E Pulcinella non rispondeva.

― Buon giorno, Pulcinella, — ripeteva Alberto.

E Pulcinella, zitto; come se non dicessero a lui.

― Su, via, finiscila di fare il sordo e rispondi: buon giorno, Pulcinella. ―

E Pulcinella, duro.

― Se non vuoi parlare con me, guardami almeno in viso ― diceva Alberto un po’ stizzito.

E Pulcinella, ubbidiente, girava subito gli occhi e lo guardava.
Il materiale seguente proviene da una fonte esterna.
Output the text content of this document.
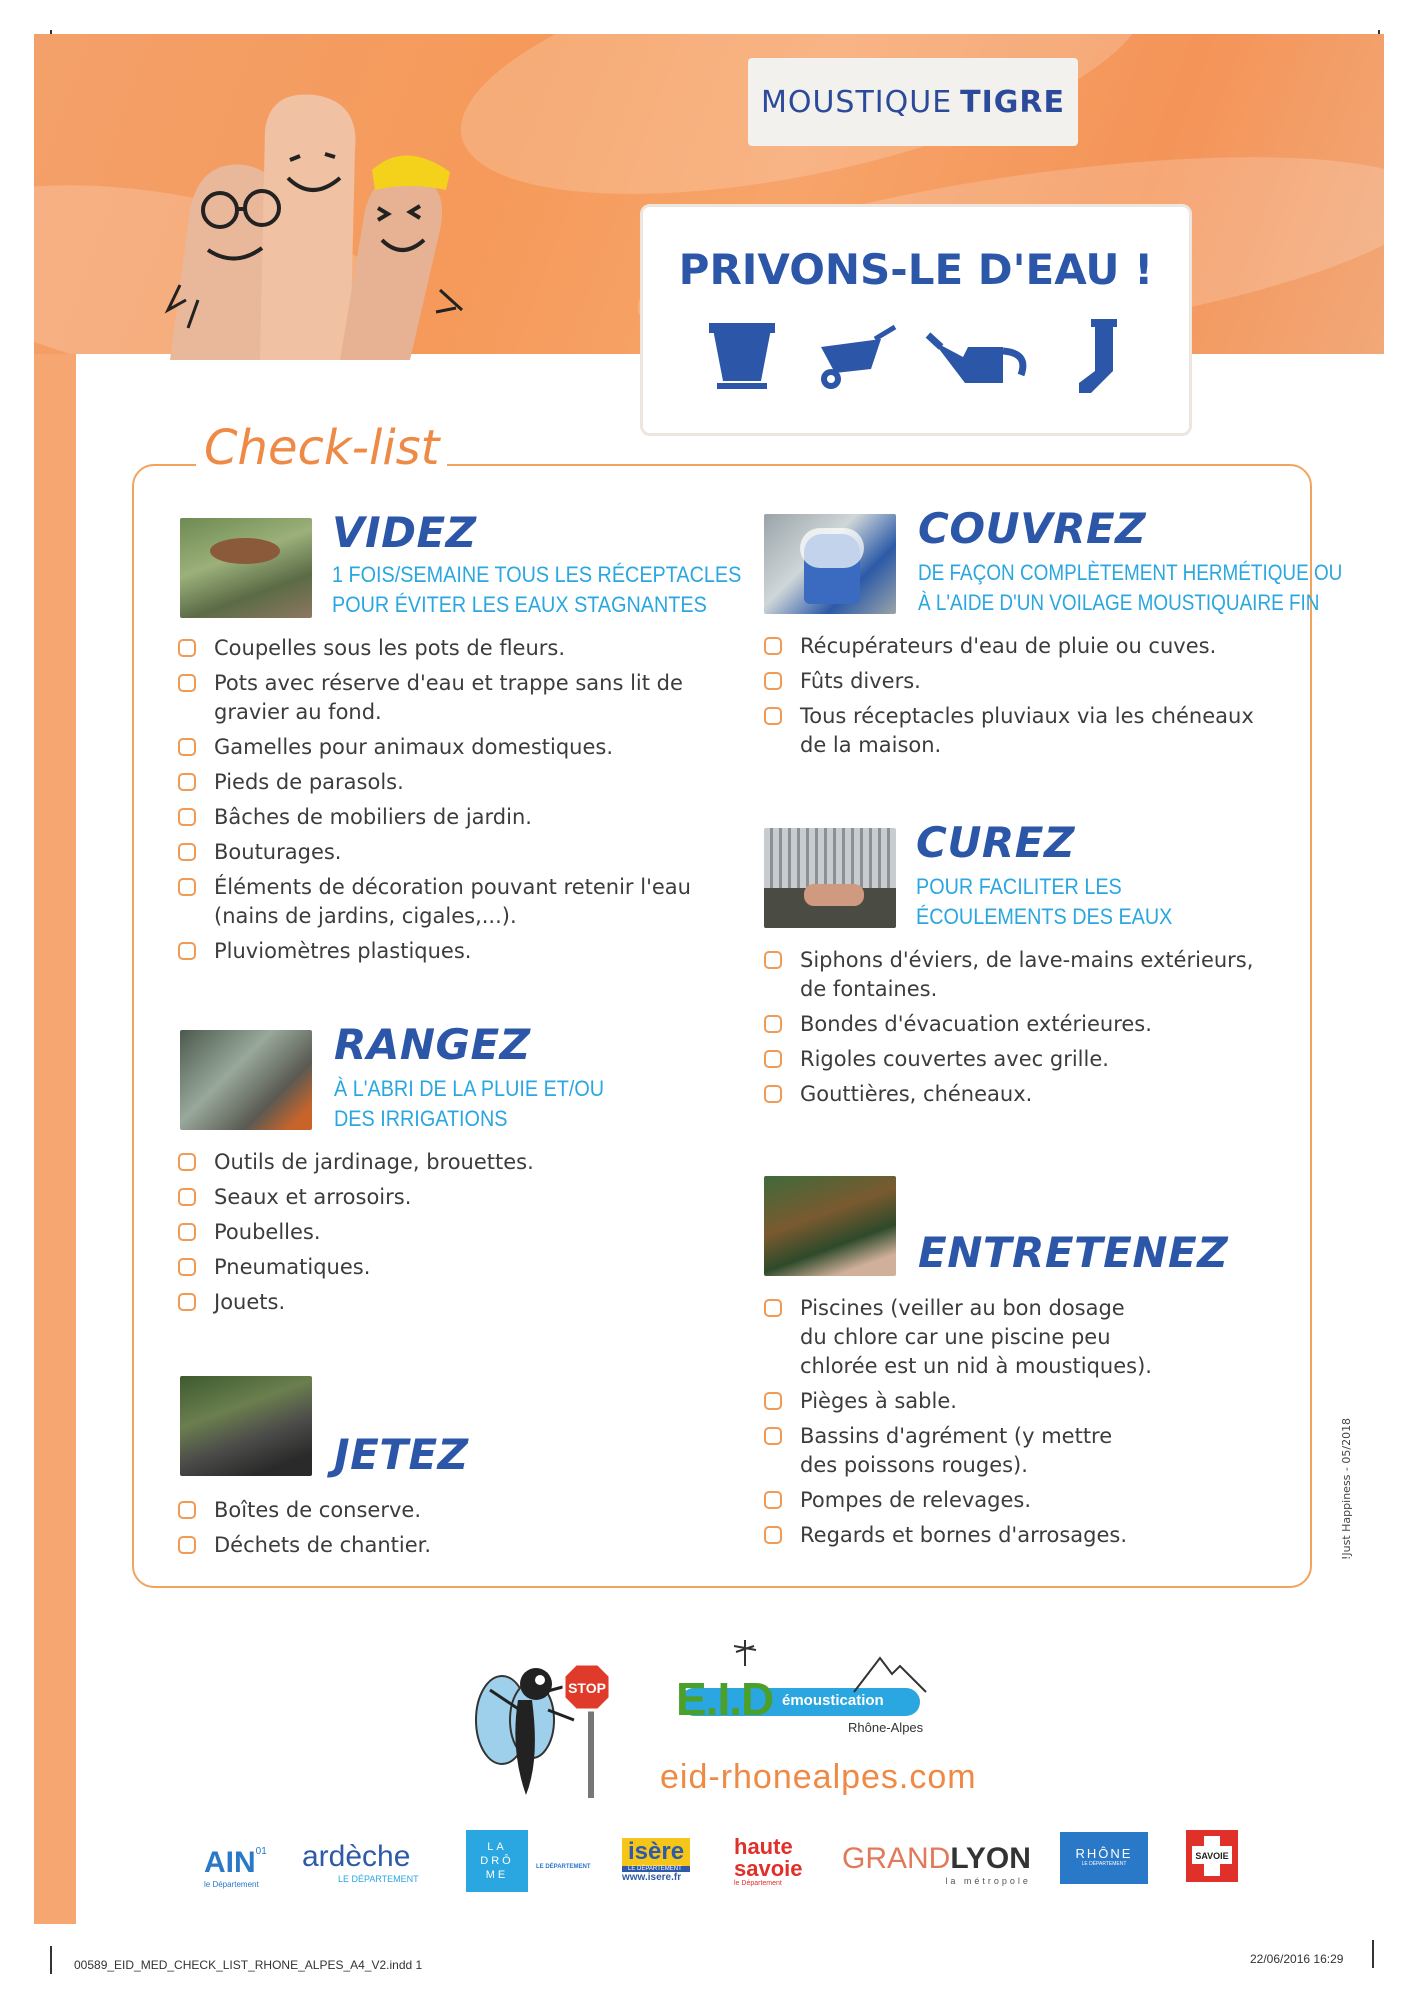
MOUSTIQUE TIGRE
PRIVONS-LE D'EAU !
Check-list
VIDEZ
1 FOIS/SEMAINE TOUS LES RÉCEPTACLES
POUR ÉVITER LES EAUX STAGNANTES
Coupelles sous les pots de fleurs.
Pots avec réserve d'eau et trappe sans lit de gravier au fond.
Gamelles pour animaux domestiques.
Pieds de parasols.
Bâches de mobiliers de jardin.
Bouturages.
Éléments de décoration pouvant retenir l'eau (nains de jardins, cigales,...).
Pluviomètres plastiques.
RANGEZ
À L'ABRI DE LA PLUIE ET/OU
DES IRRIGATIONS
Outils de jardinage, brouettes.
Seaux et arrosoirs.
Poubelles.
Pneumatiques.
Jouets.
JETEZ
Boîtes de conserve.
Déchets de chantier.
COUVREZ
DE FAÇON COMPLÈTEMENT HERMÉTIQUE OU
À L'AIDE D'UN VOILAGE MOUSTIQUAIRE FIN
Récupérateurs d'eau de pluie ou cuves.
Fûts divers.
Tous réceptacles pluviaux via les chéneaux de la maison.
CUREZ
POUR FACILITER LES
ÉCOULEMENTS DES EAUX
Siphons d'éviers, de lave-mains extérieurs, de fontaines.
Bondes d'évacuation extérieures.
Rigoles couvertes avec grille.
Gouttières, chéneaux.
ENTRETENEZ
Piscines (veiller au bon dosage du chlore car une piscine peu chlorée est un nid à moustiques).
Pièges à sable.
Bassins d'agrément (y mettre des poissons rouges).
Pompes de relevages.
Regards et bornes d'arrosages.	!Just Happiness - 05/2018
STOP E.I.D émoustication
Rhône-Alpes
eid-rhonealpes.com
AIN$^{01}$
le Département
ardèche
LE DÉPARTEMENT
LA DRÔ ME
LE DÉPARTEMENT
isère
LE DÉPARTEMENT
www.isere.fr
haute
savoie
le Département
GRANDLYON
la métropole
RHÔNE
LE DÉPARTEMENT
SAVOIE
00589_EID_MED_CHECK_LIST_RHONE_ALPES_A4_V2.indd 1	22/06/2016 16:29
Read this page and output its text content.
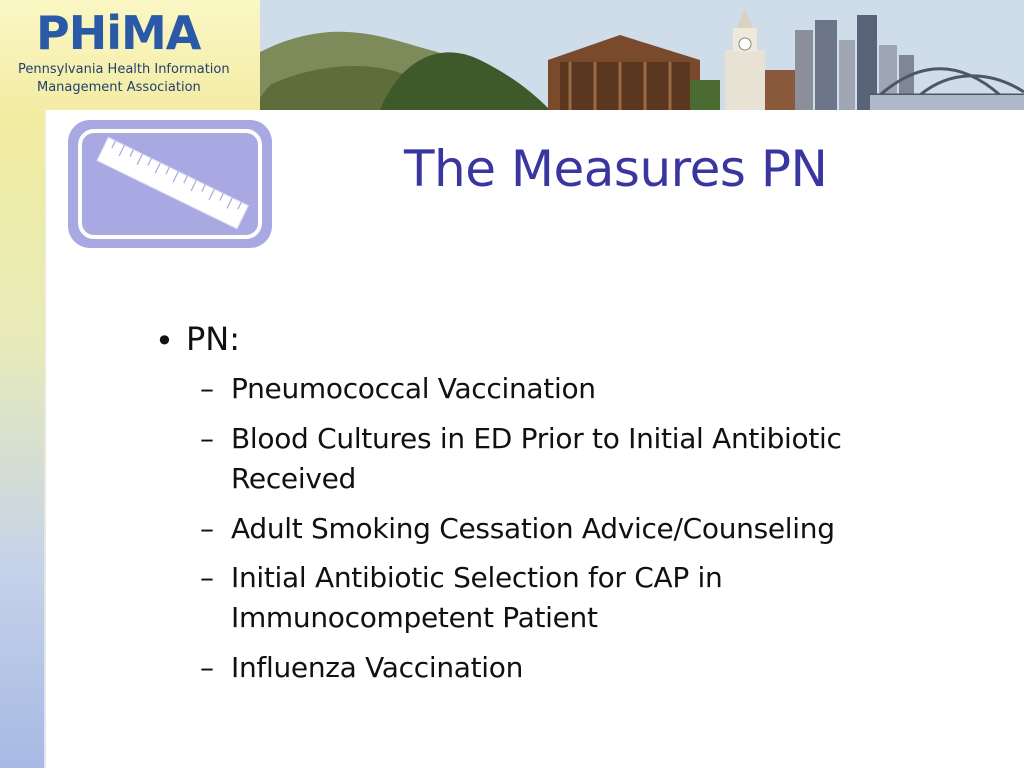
PHiMA
Pennsylvania Health Information
Management Association
The Measures PN
• PN:
– Pneumococcal Vaccination
– Blood Cultures in ED Prior to Initial Antibiotic
Received
– Adult Smoking Cessation Advice/Counseling
– Initial Antibiotic Selection for CAP in
Immunocompetent Patient
– Influenza Vaccination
― Ma perchè ― gridava Alberto arrabbiandosi sempre di più ― ma perchè se ti dico «guardami» allora mi guardi; e se ti dico «buon giorno» non mi rispondi? ― E Pulcinella, zitto.

― Brutto dispettoso! Alza subito una gamba! ―

E Pulcinella alzava una gamba.

― Dammi la mano! ―

E Pulcinella gli dava la mano.

― Ora fammi una bella carezzina! ―

E Pulcinella allungava il braccio e prendeva Alberto per la punta del naso.